Ко мне постоянно подскакивают сослуживцы моего призыва и просят, кто деньги, кто сигареты, которые им надо достать в течение часа.

Я стараюсь не попадаться на глаза нежелательным личностям, особенно тем, с которыми был ночной разговор в сушилке.

Моя маскировка проста – не засиживаюсь на месте больше двадцати минут, а во время перемещений делаю озадаченное лицо и быстрый шаг, будто уже нагружен кем-то и спешу это выполнить. Достаточно долго, почти до обеда, эта маскировка канала, пока не…

Захожу в бытовку. Созваниваюсь с Хлопушкой.

Разговор не клеится. Я не хочу говорить о себе, потому что кроме дерьма рассказать нечего, но и слушать о её делах не хочу, так как это причиняет мне боль. Пленному тяжело знать, что есть другая жизнь. В процессе ругани она называет меня по фамилии.

–Что N-ов? – ору я в трубку и тут в сушилку влетает дневальный.
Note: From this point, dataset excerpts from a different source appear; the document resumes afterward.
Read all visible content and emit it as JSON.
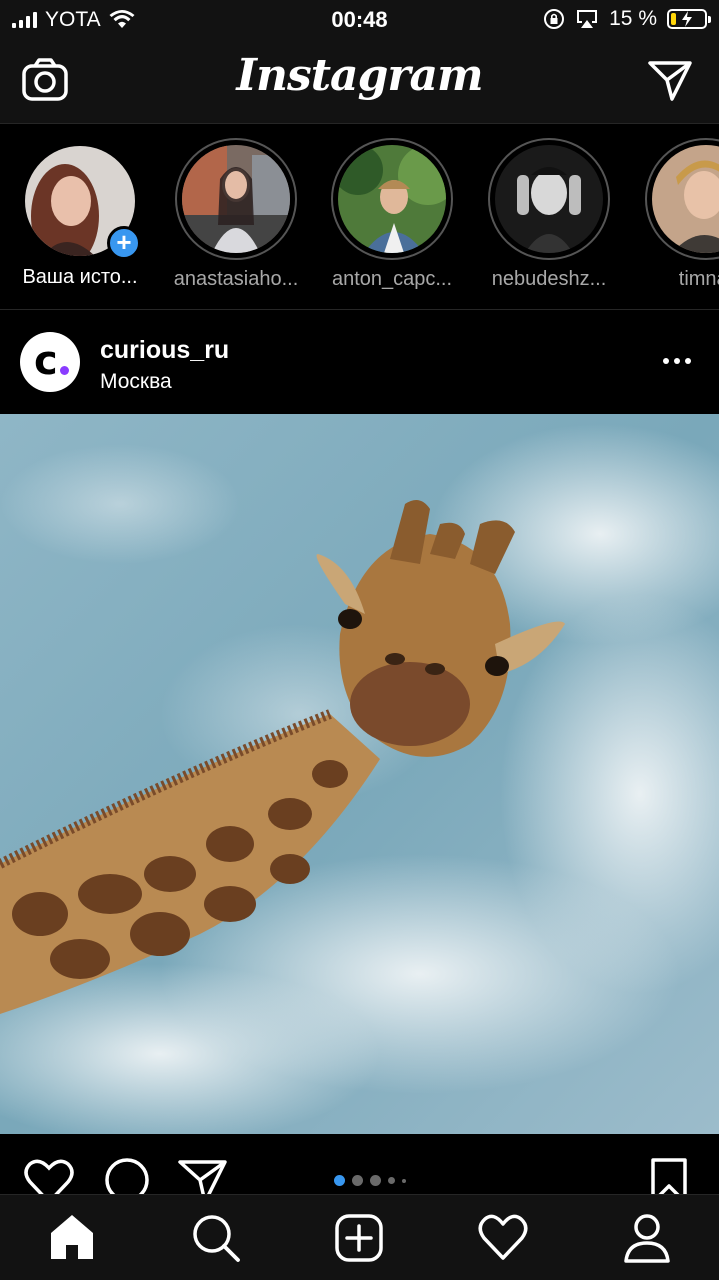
{
  "status_bar": {
    "carrier": "YOTA",
    "time": "00:48",
    "battery_percent": "15 %",
    "battery_level": 0.15,
    "battery_color": "#ffd60a"
  },
  "header": {
    "logo": "Instagram",
    "left_icon": "camera-icon",
    "right_icon": "direct-message-icon"
  },
  "stories": [
    {
      "name": "Ваша исто...",
      "own": true
    },
    {
      "name": "anastasiaho..."
    },
    {
      "name": "anton_capc..."
    },
    {
      "name": "nebudeshz..."
    },
    {
      "name": "timnat"
    }
  ],
  "post": {
    "username": "curious_ru",
    "location": "Москва",
    "avatar_letter": "c",
    "carousel_index": 1,
    "carousel_count": 5
  },
  "tabs": [
    {
      "icon": "home-icon",
      "active": true
    },
    {
      "icon": "search-icon"
    },
    {
      "icon": "new-post-icon"
    },
    {
      "icon": "activity-heart-icon"
    },
    {
      "icon": "profile-icon"
    }
  ],
  "colors": {
    "accent": "#3897f0",
    "background": "#000000",
    "bar": "#121212"
  }
}
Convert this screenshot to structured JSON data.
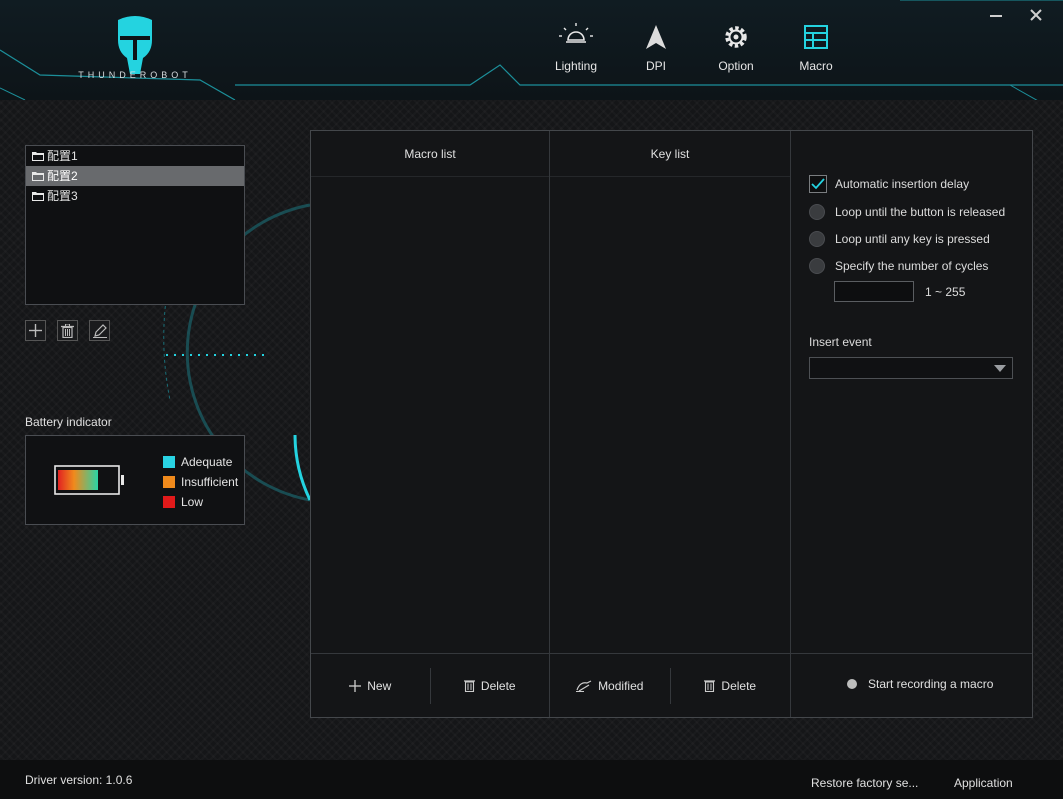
{
  "app": {
    "brand": "THUNDEROBOT",
    "accent_color": "#24d3e0"
  },
  "nav": {
    "items": [
      {
        "label": "Lighting",
        "icon": "lightbulb-icon"
      },
      {
        "label": "DPI",
        "icon": "arrow-cursor-icon"
      },
      {
        "label": "Option",
        "icon": "gear-icon"
      },
      {
        "label": "Macro",
        "icon": "grid-icon"
      }
    ],
    "active": "Macro"
  },
  "window": {
    "minimize_icon": "minimize-icon",
    "close_icon": "close-icon"
  },
  "profiles": {
    "items": [
      "配置1",
      "配置2",
      "配置3"
    ],
    "selected": "配置2"
  },
  "profile_tools": [
    "add-icon",
    "trash-icon",
    "edit-icon"
  ],
  "battery": {
    "title": "Battery indicator",
    "legend": [
      {
        "label": "Adequate",
        "color": "#29d3e3"
      },
      {
        "label": "Insufficient",
        "color": "#f08a1c"
      },
      {
        "label": "Low",
        "color": "#e11a1a"
      }
    ]
  },
  "macro": {
    "macro_list_header": "Macro list",
    "key_list_header": "Key list",
    "new_label": "New",
    "delete_label": "Delete",
    "modified_label": "Modified",
    "key_delete_label": "Delete",
    "options": {
      "auto_delay": {
        "label": "Automatic insertion delay",
        "checked": true
      },
      "loop_release": "Loop until the button is released",
      "loop_any_key": "Loop until any key is pressed",
      "cycles": "Specify the number of cycles",
      "cycles_value": "",
      "cycles_range": "1 ~ 255"
    },
    "insert_event_label": "Insert event",
    "insert_event_value": "",
    "record_label": "Start recording a macro"
  },
  "footer": {
    "driver_version": "Driver version: 1.0.6",
    "restore_label": "Restore factory se...",
    "apply_label": "Application"
  }
}
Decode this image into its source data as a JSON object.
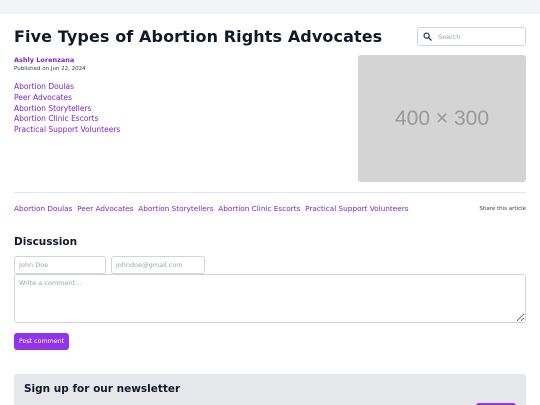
{
  "article": {
    "title": "Five Types of Abortion Rights Advocates",
    "author": "Ashly Lorenzana",
    "published": "Published on Jun 22, 2024",
    "image_label": "400 × 300",
    "toc": [
      "Abortion Doulas",
      "Peer Advocates",
      "Abortion Storytellers",
      "Abortion Clinic Escorts",
      "Practical Support Volunteers"
    ],
    "tags": [
      "Abortion Doulas",
      "Peer Advocates",
      "Abortion Storytellers",
      "Abortion Clinic Escorts",
      "Practical Support Volunteers"
    ],
    "share_label": "Share this article"
  },
  "search": {
    "placeholder": "Search",
    "icon": "search-icon"
  },
  "discussion": {
    "heading": "Discussion",
    "name_placeholder": "John Doe",
    "email_placeholder": "johndoe@gmail.com",
    "comment_placeholder": "Write a comment...",
    "submit_label": "Post comment"
  },
  "newsletter": {
    "title": "Sign up for our newsletter"
  },
  "colors": {
    "accent": "#9333ea",
    "link": "#7e22ce",
    "placeholder_bg": "#d4d4d4"
  }
}
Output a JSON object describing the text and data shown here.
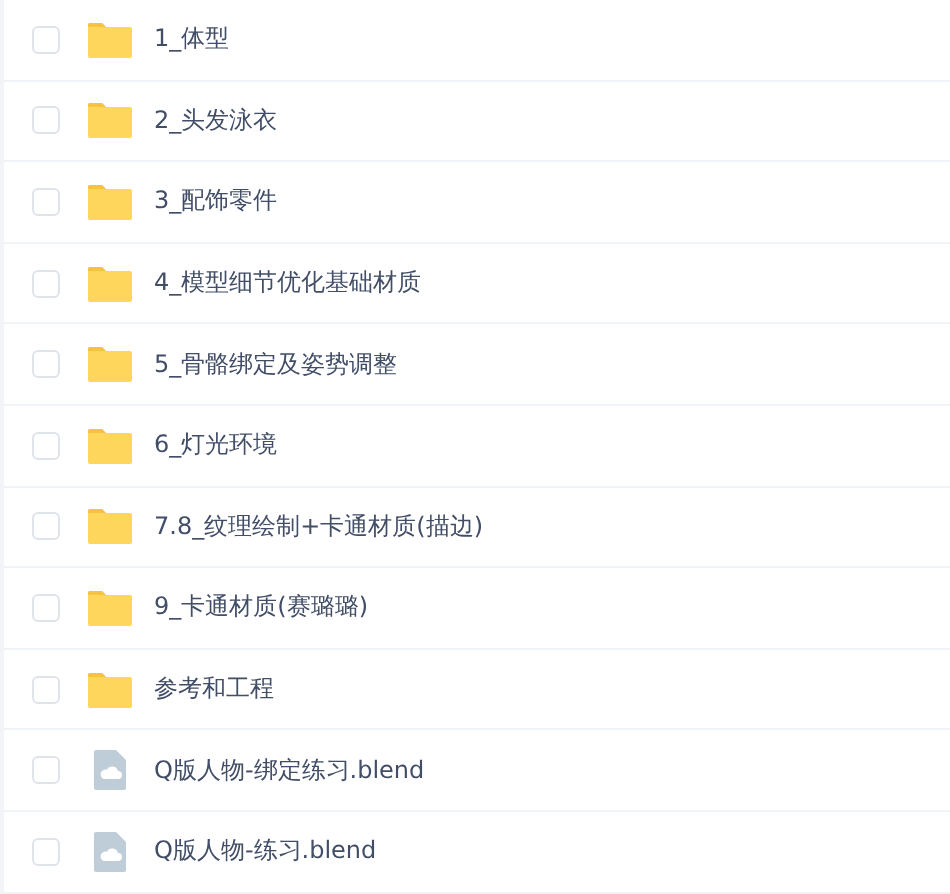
{
  "files": [
    {
      "kind": "folder",
      "name": "1_体型",
      "checked": false
    },
    {
      "kind": "folder",
      "name": "2_头发泳衣",
      "checked": false
    },
    {
      "kind": "folder",
      "name": "3_配饰零件",
      "checked": false
    },
    {
      "kind": "folder",
      "name": "4_模型细节优化基础材质",
      "checked": false
    },
    {
      "kind": "folder",
      "name": "5_骨骼绑定及姿势调整",
      "checked": false
    },
    {
      "kind": "folder",
      "name": "6_灯光环境",
      "checked": false
    },
    {
      "kind": "folder",
      "name": "7.8_纹理绘制+卡通材质(描边)",
      "checked": false
    },
    {
      "kind": "folder",
      "name": "9_卡通材质(赛璐璐)",
      "checked": false
    },
    {
      "kind": "folder",
      "name": "参考和工程",
      "checked": false
    },
    {
      "kind": "file",
      "name": "Q版人物-绑定练习.blend",
      "checked": false
    },
    {
      "kind": "file",
      "name": "Q版人物-练习.blend",
      "checked": false
    }
  ]
}
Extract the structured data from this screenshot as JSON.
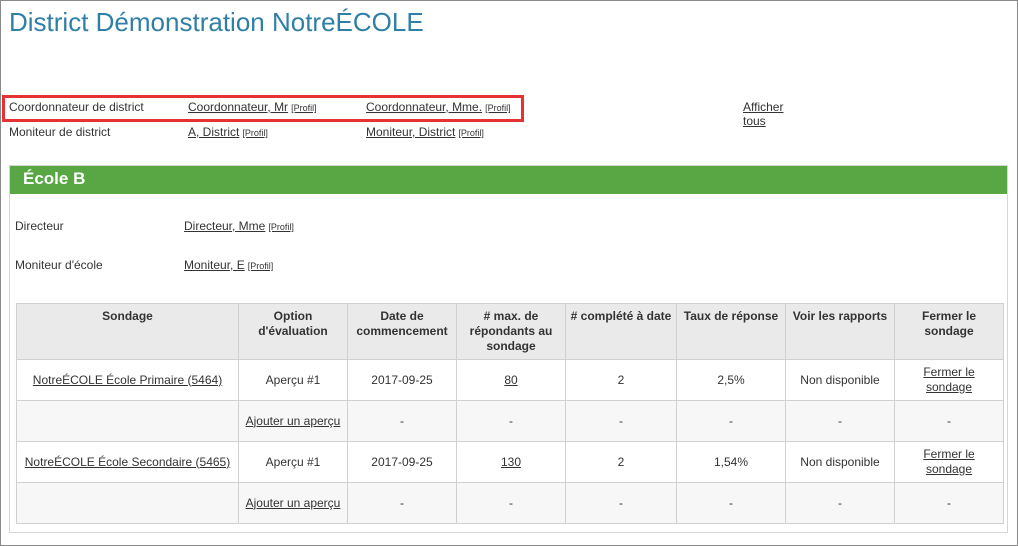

–О, N-ов! Вот ты где! Тебя там ждут! В конце первого кубрика.

Я тяжело вздыхаю.

–Ну вот началось.

–Что началось? – спрашивает Хлопушка.

–Лучше тебе не знать. Давай пока, не знаю когда выйду на связь и выйду или вообще.-кладу трубку.

Иду с дневальным к кубрику.

–Вот! Привел! – услужливо заявил он Молгунову, пьяно-расслабленно лежащему на шконке. -Молодец, пиздуй. -отмахивается он.

Дневальный уходит.

Я стою и жду.

Молгунов будто не замечает меня. Берёт с табуретки стакан водки, выпивает.

–Ништяк, да, Илюха?-спрашивает он.

–Ага. – откуда-то сзади голос Бритнева.

Смотрю влево на соседний ряд шконок. Там пируют «восточные», между ними Отец.

–Ебать их будем. Да, эй, шлюха? -Отец громко спрашивает.

– Да…-слышу чей-то тихий дрожащий голос из под шконки и у меня бегут мурашки по телу.

–N-ов. Ты значит решил хуй на нас положить? – Молгунов, наконец обращается ко мне.